James Tabbi’s Drop of Red Remix is the EP’s most visceral transformation, and arguably its emotional centrepiece. Tabbi latches onto the Tresillo rhythm not as a background detail, but as a sacred structure to be honoured and expanded. By incorporating the ancient Dumbak drum, he adds a tactile, almost ritualistic quality to the groove. The remix feels primal and cinematic, heightening the tension between movement and confinement. Tabbi’s conceptual framing—a shark longing for the open sea—comes through clearly in the arrangement. The track breathes and swells, suggesting motion without escape. When the lyric “one drop of red” emerges, it feels catalytic, as if freedom might arrive suddenly and violently, even if only for a moment.

The Synambient Remix takes a different approach, dissolving the song into atmosphere and light. Where Drop of Red emphasises physical rhythm, this version leans into texture and space, stretching the emotional core into something more dreamlike. Synth layers shimmer and hover, softening the song’s edges while amplifying its introspective qualities. This remix feels like floating inside the cage rather than pressing against it—less about resistance, more about acceptance and observation. It’s a version that invites stillness, encouraging the listener to sit with the discomfort rather than fight it. In doing so, it reveals a gentler, almost meditative side of Cloyd’s songwriting that might otherwise go unnoticed.

The Lonely Island Remix subtly bridges these two extremes, balancing rhythmic clarity with emotional distance. It retains a sense of forward motion while allowing the song to feel slightly unmoored, as though drifting between states of awareness. There’s an understated melancholy here, a quiet isolation that feels particularly resonant given the song’s origins. Rather than dramatising the feeling of being trapped, this remix normalises it, presenting containment as a condition many people quietly live within. It’s a thoughtful, restrained interpretation that underscores how versatile the core composition truly is.

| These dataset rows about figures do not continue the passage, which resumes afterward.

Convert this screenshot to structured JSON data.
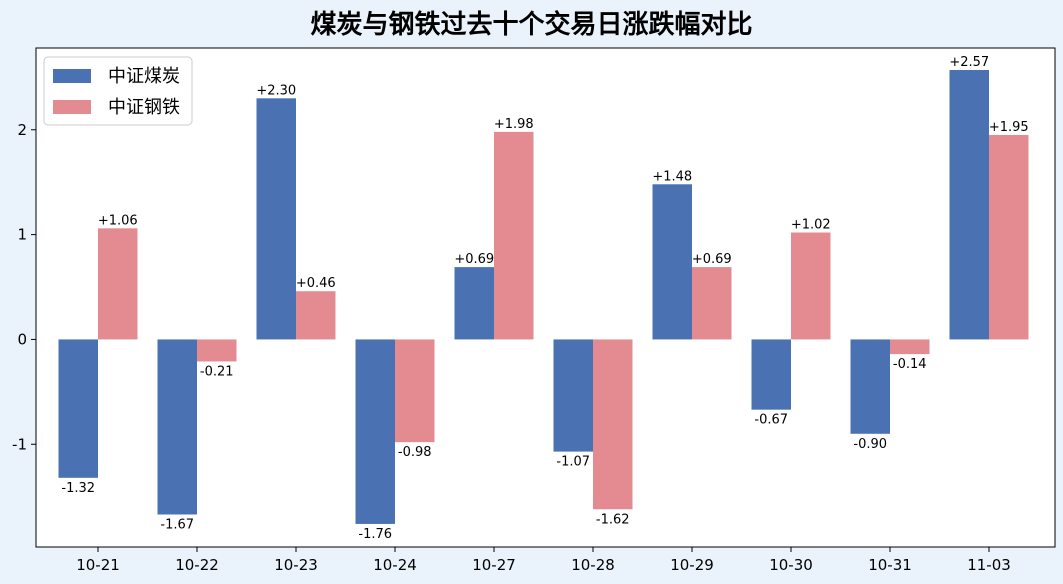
{
  "chart_data": {
    "type": "bar",
    "title": "煤炭与钢铁过去十个交易日涨跌幅对比",
    "xlabel": "",
    "ylabel": "",
    "categories": [
      "10-21",
      "10-22",
      "10-23",
      "10-24",
      "10-27",
      "10-28",
      "10-29",
      "10-30",
      "10-31",
      "11-03"
    ],
    "series": [
      {
        "name": "中证煤炭",
        "color": "#4a72b2",
        "values": [
          -1.32,
          -1.67,
          2.3,
          -1.76,
          0.69,
          -1.07,
          1.48,
          -0.67,
          -0.9,
          2.57
        ],
        "labels": [
          "-1.32",
          "-1.67",
          "+2.30",
          "-1.76",
          "+0.69",
          "-1.07",
          "+1.48",
          "-0.67",
          "-0.90",
          "+2.57"
        ]
      },
      {
        "name": "中证钢铁",
        "color": "#e48b91",
        "values": [
          1.06,
          -0.21,
          0.46,
          -0.98,
          1.98,
          -1.62,
          0.69,
          1.02,
          -0.14,
          1.95
        ],
        "labels": [
          "+1.06",
          "-0.21",
          "+0.46",
          "-0.98",
          "+1.98",
          "-1.62",
          "+0.69",
          "+1.02",
          "-0.14",
          "+1.95"
        ]
      }
    ],
    "ylim": [
      -1.98,
      2.78
    ],
    "yticks": [
      -1,
      0,
      1,
      2
    ],
    "ytick_labels": [
      "-1",
      "0",
      "1",
      "2"
    ],
    "grid": false,
    "legend_position": "top-left"
  }
}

David Cloyd Artist 3/30/2024 Credit: Taylor Ballantyne

What ultimately makes Cage of Water [Remixes] such a compelling EP is its cohesion. Mastered by Blake Morgan, the project maintains sonic clarity and emotional continuity across all versions, never feeling like a collection of disconnected experiments. Instead, it stands as a testament to collaboration—between artists, genres, and perspectives. Cloyd and Tabbi meet in a shared understanding of tension, rhythm, and longing, and allow those elements to guide the work rather than ego or trend. Released on January 13th via ECR Music Group, this EP doesn’t just revisit a song—it reframes it, proving that sometimes the most powerful way forward is to stay with one idea long enough to truly understand it.